Modest Discovery

I've often wondered what would happen if there was a true discovery of a lost book of the Bible. Rather than something revelatory that would devastate the foundations of the Church it would probably be a modest work that would simply enhance what is already in the Bible.

Last year when The Da Vinci Code movie came out there were a lot of stories about the “Gospel of Judas” and other so called "lost" books of the Bible. Although the media portrays these as sensational events, biblical scholars know that these are not books that were lost, but were widely known about during the time the Bible was canonized. These writings were rejected because they didn’t conform to the true message of Christ. They weren't lost or forgotten about -- they were thrown away.

Even in their own lifetime the original disciples of Jesus had to spend energy combatting heresies that were creeping into the Church. In particular, much of the Apostle John’s writing was in response to the growing problem created by gnostic beliefs disguised as Christianity.

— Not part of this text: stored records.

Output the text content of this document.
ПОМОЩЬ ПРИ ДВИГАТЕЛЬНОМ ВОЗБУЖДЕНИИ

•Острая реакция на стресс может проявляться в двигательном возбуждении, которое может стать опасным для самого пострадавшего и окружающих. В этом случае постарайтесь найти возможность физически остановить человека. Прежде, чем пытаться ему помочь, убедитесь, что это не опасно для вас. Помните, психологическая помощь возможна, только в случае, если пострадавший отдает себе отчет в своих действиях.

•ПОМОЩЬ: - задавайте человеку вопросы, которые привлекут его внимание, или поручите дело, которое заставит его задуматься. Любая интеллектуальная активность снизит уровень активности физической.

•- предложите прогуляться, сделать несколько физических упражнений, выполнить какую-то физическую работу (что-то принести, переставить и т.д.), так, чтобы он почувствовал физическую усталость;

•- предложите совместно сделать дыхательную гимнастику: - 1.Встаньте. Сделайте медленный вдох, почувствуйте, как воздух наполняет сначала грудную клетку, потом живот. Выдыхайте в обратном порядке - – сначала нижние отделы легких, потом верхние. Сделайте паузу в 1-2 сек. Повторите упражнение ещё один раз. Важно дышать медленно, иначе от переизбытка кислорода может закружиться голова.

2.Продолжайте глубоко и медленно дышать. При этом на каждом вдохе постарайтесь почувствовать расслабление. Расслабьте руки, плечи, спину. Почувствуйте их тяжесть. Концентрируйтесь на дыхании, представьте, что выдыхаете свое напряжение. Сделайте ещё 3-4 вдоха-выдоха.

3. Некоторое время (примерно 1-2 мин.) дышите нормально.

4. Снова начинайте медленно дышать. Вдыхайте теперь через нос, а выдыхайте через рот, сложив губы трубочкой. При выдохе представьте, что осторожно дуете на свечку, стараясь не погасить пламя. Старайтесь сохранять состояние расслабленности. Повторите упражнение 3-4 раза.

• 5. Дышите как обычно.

But what if there was a newly discovered work that could conclusively be proven to have been written by an Apostle, such as Paul? If it matched his writing style, and if the work didn't offer any new revelations (or blasphemies) but merely supplemented his other writings, what would be the response of the Church?

Would we accept it into the canon of Scripture or would it forever be a curiosity, a humble footnote. Perhaps we would accept it, believing that "in the fulness of time" God had revealed more of his Word.

Either way, I'm sure that some publishers would be quick to market a "Bible 2.0".